Afgeknotte icosaëder | ||||
---|---|---|---|---|
Vlakken | 12 regelmatige vijfhoeken 20 regelmatige zeshoeken | |||
Zijden | 32 | |||
Hoekpunten | 60 | |||
Ribben | 90 | |||
Zijvlakken per hoekpunt | 3 | |||
Ribben per zijvlak | 5 of 6 | |||
Symmetriegroep | Ih | |||
Duaal veelvlak | pentakische dodecaëder | |||
|
Een afgeknotte icosaëder is een archimedisch lichaam. Het heeft 32 vlakken waarvan er 20 een zeshoek en 12 een vijfhoek zijn, 60 hoekpunten en 90 ribben. De vijfhoeken grenzen uitsluitend aan zeshoeken, de zeshoeken grenzen om en om aan een vijfhoek en een zeshoek.
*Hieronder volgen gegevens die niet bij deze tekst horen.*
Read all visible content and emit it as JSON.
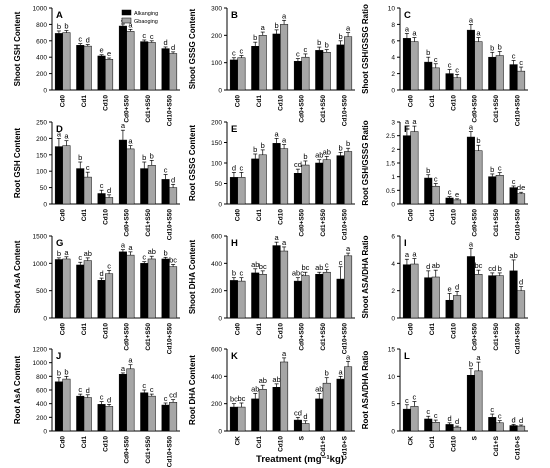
{
  "colors": {
    "alkanging": "#000000",
    "gbaoging": "#a6a6a6",
    "axis": "#000000"
  },
  "legend": {
    "entries": [
      "Alkanging",
      "Gbaoging"
    ]
  },
  "xlabel": "Treatment (mg⁻¹kg)",
  "chart_data": [
    {
      "id": "A",
      "type": "bar",
      "ylabel": "Shoot GSH Content",
      "ylim": [
        0,
        1000
      ],
      "yticks": [
        0,
        200,
        400,
        600,
        800,
        1000
      ],
      "categories": [
        "Cd0",
        "Cd1",
        "Cd10",
        "Cd0+S50",
        "Cd1+S50",
        "Cd10+S50"
      ],
      "series": [
        {
          "name": "Alkanging",
          "values": [
            690,
            545,
            415,
            780,
            590,
            505
          ],
          "errors": [
            30,
            20,
            15,
            25,
            20,
            20
          ],
          "letters": [
            "b",
            "c",
            "e",
            "a",
            "c",
            "d"
          ]
        },
        {
          "name": "Gbaoging",
          "values": [
            700,
            535,
            375,
            715,
            580,
            445
          ],
          "errors": [
            25,
            20,
            15,
            25,
            20,
            20
          ],
          "letters": [
            "b",
            "d",
            "e",
            "a",
            "c",
            "d"
          ]
        }
      ]
    },
    {
      "id": "B",
      "type": "bar",
      "ylabel": "Shoot GSSG Content",
      "ylim": [
        0,
        300
      ],
      "yticks": [
        0,
        100,
        200,
        300
      ],
      "categories": [
        "Cd0",
        "Cd1",
        "Cd10",
        "Cd0+S50",
        "Cd1+S50",
        "Cd10+S50"
      ],
      "series": [
        {
          "name": "Alkanging",
          "values": [
            110,
            160,
            205,
            105,
            145,
            165
          ],
          "errors": [
            8,
            15,
            15,
            10,
            12,
            15
          ],
          "letters": [
            "c",
            "b",
            "b",
            "c",
            "b",
            "b"
          ]
        },
        {
          "name": "Gbaoging",
          "values": [
            118,
            200,
            240,
            120,
            138,
            195
          ],
          "errors": [
            8,
            12,
            15,
            12,
            10,
            15
          ],
          "letters": [
            "c",
            "a",
            "a",
            "c",
            "b",
            "a"
          ]
        }
      ]
    },
    {
      "id": "C",
      "type": "bar",
      "ylabel": "Shoot GSH/GSSG Ratio",
      "ylim": [
        0,
        10
      ],
      "yticks": [
        0,
        2,
        4,
        6,
        8,
        10
      ],
      "categories": [
        "Cd0",
        "Cd1",
        "Cd10",
        "Cd0+S50",
        "Cd1+S50",
        "Cd10+S50"
      ],
      "series": [
        {
          "name": "Alkanging",
          "values": [
            6.3,
            3.4,
            2.0,
            7.3,
            4.0,
            3.1
          ],
          "errors": [
            0.6,
            0.6,
            0.5,
            0.7,
            0.6,
            0.5
          ],
          "letters": [
            "a",
            "b",
            "c",
            "a",
            "b",
            "c"
          ]
        },
        {
          "name": "Gbaoging",
          "values": [
            5.9,
            2.7,
            1.5,
            5.9,
            4.2,
            2.3
          ],
          "errors": [
            0.5,
            0.5,
            0.4,
            0.5,
            0.5,
            0.5
          ],
          "letters": [
            "a",
            "c",
            "c",
            "a",
            "b",
            "c"
          ]
        }
      ]
    },
    {
      "id": "D",
      "type": "bar",
      "ylabel": "Root GSH Content",
      "ylim": [
        0,
        250
      ],
      "yticks": [
        0,
        50,
        100,
        150,
        200,
        250
      ],
      "categories": [
        "Cd0",
        "Cd1",
        "Cd10",
        "Cd0+S50",
        "Cd1+S50",
        "Cd10+S50"
      ],
      "series": [
        {
          "name": "Alkanging",
          "values": [
            175,
            108,
            32,
            195,
            108,
            75
          ],
          "errors": [
            25,
            20,
            10,
            30,
            20,
            15
          ],
          "letters": [
            "a",
            "b",
            "c",
            "a",
            "b",
            "c"
          ]
        },
        {
          "name": "Gbaoging",
          "values": [
            178,
            82,
            20,
            168,
            118,
            50
          ],
          "errors": [
            15,
            15,
            8,
            10,
            15,
            10
          ],
          "letters": [
            "a",
            "c",
            "d",
            "a",
            "b",
            "d"
          ]
        }
      ]
    },
    {
      "id": "E",
      "type": "bar",
      "ylabel": "Root GSSG Content",
      "ylim": [
        0,
        200
      ],
      "yticks": [
        0,
        50,
        100,
        150,
        200
      ],
      "categories": [
        "Cd0",
        "Cd1",
        "Cd10",
        "Cd0+S50",
        "Cd1+S50",
        "Cd10+S50"
      ],
      "series": [
        {
          "name": "Alkanging",
          "values": [
            65,
            110,
            148,
            75,
            100,
            118
          ],
          "errors": [
            12,
            12,
            12,
            10,
            8,
            8
          ],
          "letters": [
            "d",
            "b",
            "a",
            "cd",
            "ab",
            "b"
          ]
        },
        {
          "name": "Gbaoging",
          "values": [
            65,
            120,
            135,
            95,
            108,
            128
          ],
          "errors": [
            12,
            12,
            10,
            10,
            8,
            8
          ],
          "letters": [
            "c",
            "b",
            "a",
            "b",
            "ab",
            "b"
          ]
        }
      ]
    },
    {
      "id": "F",
      "type": "bar",
      "ylabel": "Root GSH/GSSG Ratio",
      "ylim": [
        0,
        3
      ],
      "yticks": [
        0,
        0.5,
        1.0,
        1.5,
        2.0,
        2.5,
        3.0
      ],
      "categories": [
        "Cd0",
        "Cd1",
        "Cd10",
        "Cd0+S50",
        "Cd1+S50",
        "Cd10+S50"
      ],
      "series": [
        {
          "name": "Alkanging",
          "values": [
            2.5,
            0.95,
            0.22,
            2.45,
            1.0,
            0.6
          ],
          "errors": [
            0.35,
            0.12,
            0.05,
            0.2,
            0.1,
            0.06
          ],
          "letters": [
            "a",
            "b",
            "c",
            "a",
            "b",
            "c"
          ]
        },
        {
          "name": "Gbaoging",
          "values": [
            2.65,
            0.65,
            0.15,
            1.95,
            1.05,
            0.38
          ],
          "errors": [
            0.2,
            0.1,
            0.04,
            0.2,
            0.1,
            0.05
          ],
          "letters": [
            "a",
            "c",
            "e",
            "b",
            "c",
            "de"
          ]
        }
      ]
    },
    {
      "id": "G",
      "type": "bar",
      "ylabel": "Shoot AsA Content",
      "ylim": [
        0,
        1500
      ],
      "yticks": [
        0,
        500,
        1000,
        1500
      ],
      "categories": [
        "Cd0",
        "Cd1",
        "Cd10",
        "Cd0+S50",
        "Cd1+S50",
        "Cd10+S50"
      ],
      "series": [
        {
          "name": "Alkanging",
          "values": [
            1070,
            970,
            690,
            1210,
            1000,
            1080
          ],
          "errors": [
            30,
            50,
            40,
            40,
            30,
            30
          ],
          "letters": [
            "b",
            "c",
            "d",
            "a",
            "c",
            "b"
          ]
        },
        {
          "name": "Gbaoging",
          "values": [
            1080,
            1050,
            810,
            1150,
            1080,
            940
          ],
          "errors": [
            40,
            50,
            60,
            60,
            50,
            40
          ],
          "letters": [
            "a",
            "ab",
            "c",
            "a",
            "ab",
            "bc"
          ]
        }
      ]
    },
    {
      "id": "H",
      "type": "bar",
      "ylabel": "Shoot DHA Content",
      "ylim": [
        0,
        600
      ],
      "yticks": [
        0,
        200,
        400,
        600
      ],
      "categories": [
        "Cd0",
        "Cd1",
        "Cd10",
        "Cd0+S50",
        "Cd1+S50",
        "Cd10+S50"
      ],
      "series": [
        {
          "name": "Alkanging",
          "values": [
            275,
            330,
            530,
            270,
            320,
            285
          ],
          "errors": [
            20,
            30,
            25,
            25,
            15,
            90
          ],
          "letters": [
            "b",
            "ab",
            "a",
            "abc",
            "ab",
            "c"
          ]
        },
        {
          "name": "Gbaoging",
          "values": [
            270,
            320,
            490,
            310,
            335,
            455
          ],
          "errors": [
            25,
            25,
            30,
            25,
            20,
            20
          ],
          "letters": [
            "c",
            "bc",
            "a",
            "bc",
            "c",
            "a"
          ]
        }
      ]
    },
    {
      "id": "I",
      "type": "bar",
      "ylabel": "Shoot ASA/DHA Ratio",
      "ylim": [
        0,
        6
      ],
      "yticks": [
        0,
        2,
        4,
        6
      ],
      "categories": [
        "Cd0",
        "Cd1",
        "Cd10",
        "Cd0+S50",
        "Cd1+S50",
        "Cd10+S50"
      ],
      "series": [
        {
          "name": "Alkanging",
          "values": [
            3.9,
            2.95,
            1.3,
            4.5,
            3.1,
            3.45
          ],
          "errors": [
            0.4,
            0.5,
            0.5,
            0.6,
            0.2,
            0.8
          ],
          "letters": [
            "a",
            "d",
            "e",
            "a",
            "cd",
            "ab"
          ]
        },
        {
          "name": "Gbaoging",
          "values": [
            3.95,
            3.0,
            1.65,
            3.2,
            3.1,
            2.0
          ],
          "errors": [
            0.4,
            0.5,
            0.3,
            0.3,
            0.2,
            0.3
          ],
          "letters": [
            "a",
            "ab",
            "d",
            "bc",
            "b",
            "d"
          ]
        }
      ]
    },
    {
      "id": "J",
      "type": "bar",
      "ylabel": "Root AsA Content",
      "ylim": [
        0,
        1200
      ],
      "yticks": [
        0,
        200,
        400,
        600,
        800,
        1000,
        1200
      ],
      "categories": [
        "Cd0",
        "Cd1",
        "Cd10",
        "Cd0+S50",
        "Cd1+S50",
        "Cd10+S50"
      ],
      "series": [
        {
          "name": "Alkanging",
          "values": [
            720,
            510,
            390,
            830,
            560,
            380
          ],
          "errors": [
            60,
            30,
            40,
            20,
            40,
            30
          ],
          "letters": [
            "b",
            "c",
            "c",
            "a",
            "c",
            "c"
          ]
        },
        {
          "name": "Gbaoging",
          "values": [
            760,
            490,
            360,
            910,
            510,
            420
          ],
          "errors": [
            40,
            40,
            30,
            60,
            30,
            40
          ],
          "letters": [
            "b",
            "d",
            "d",
            "a",
            "c",
            "cd"
          ]
        }
      ]
    },
    {
      "id": "K",
      "type": "bar",
      "ylabel": "Root DHA Content",
      "ylim": [
        0,
        600
      ],
      "yticks": [
        0,
        200,
        400,
        600
      ],
      "categories": [
        "CK",
        "Cd1",
        "Cd10",
        "S",
        "Cd1+S",
        "Cd10+S"
      ],
      "series": [
        {
          "name": "Alkanging",
          "values": [
            175,
            235,
            320,
            80,
            235,
            380
          ],
          "errors": [
            25,
            40,
            25,
            20,
            40,
            20
          ],
          "letters": [
            "bc",
            "ab",
            "ab",
            "cd",
            "ab",
            "a"
          ]
        },
        {
          "name": "Gbaoging",
          "values": [
            175,
            305,
            505,
            55,
            350,
            470
          ],
          "errors": [
            30,
            30,
            30,
            20,
            40,
            40
          ],
          "letters": [
            "bc",
            "ab",
            "a",
            "d",
            "b",
            "a"
          ]
        }
      ]
    },
    {
      "id": "L",
      "type": "bar",
      "ylabel": "Root ASA/DHA Ratio",
      "ylim": [
        0,
        15
      ],
      "yticks": [
        0,
        5,
        10,
        15
      ],
      "categories": [
        "CK",
        "Cd1",
        "Cd10",
        "S",
        "Cd1+S",
        "Cd10+S"
      ],
      "series": [
        {
          "name": "Alkanging",
          "values": [
            4.0,
            2.2,
            1.2,
            10.2,
            2.5,
            1.0
          ],
          "errors": [
            0.8,
            0.5,
            0.3,
            1.2,
            0.6,
            0.2
          ],
          "letters": [
            "c",
            "c",
            "d",
            "b",
            "c",
            "d"
          ]
        },
        {
          "name": "Gbaoging",
          "values": [
            4.5,
            1.6,
            0.7,
            11.0,
            1.5,
            0.9
          ],
          "errors": [
            0.9,
            0.4,
            0.2,
            1.6,
            0.4,
            0.2
          ],
          "letters": [
            "c",
            "c",
            "d",
            "a",
            "c",
            "d"
          ]
        }
      ]
    }
  ]
}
Het veelvlak ontstaat als bij een regelmatig twintigvlak de 12 hoeken zodanig worden afgeknot dat van de ribben aan elk van beide kanten 1/3 wordt afgehaald, zodat van de 20 gelijkzijdige driehoeken 20 kleinere regelmatige zeshoeken overblijven, en op de plaats van elk van de 12 hoekpunten een regelmatige vijfhoek ontstaat.
Een afgeknotte icosaëder heeft hoekpuntconfiguratie 5.6.6 en wordt in de systematiek van geodetische en goldbergveelvlakken aangeduid als goldbergveelvlak {5+,3}1,1.
Voorbeelden
- De vlakverdeling van een afgeknotte icosaëder vindt men veelvuldig op een voetbal terug.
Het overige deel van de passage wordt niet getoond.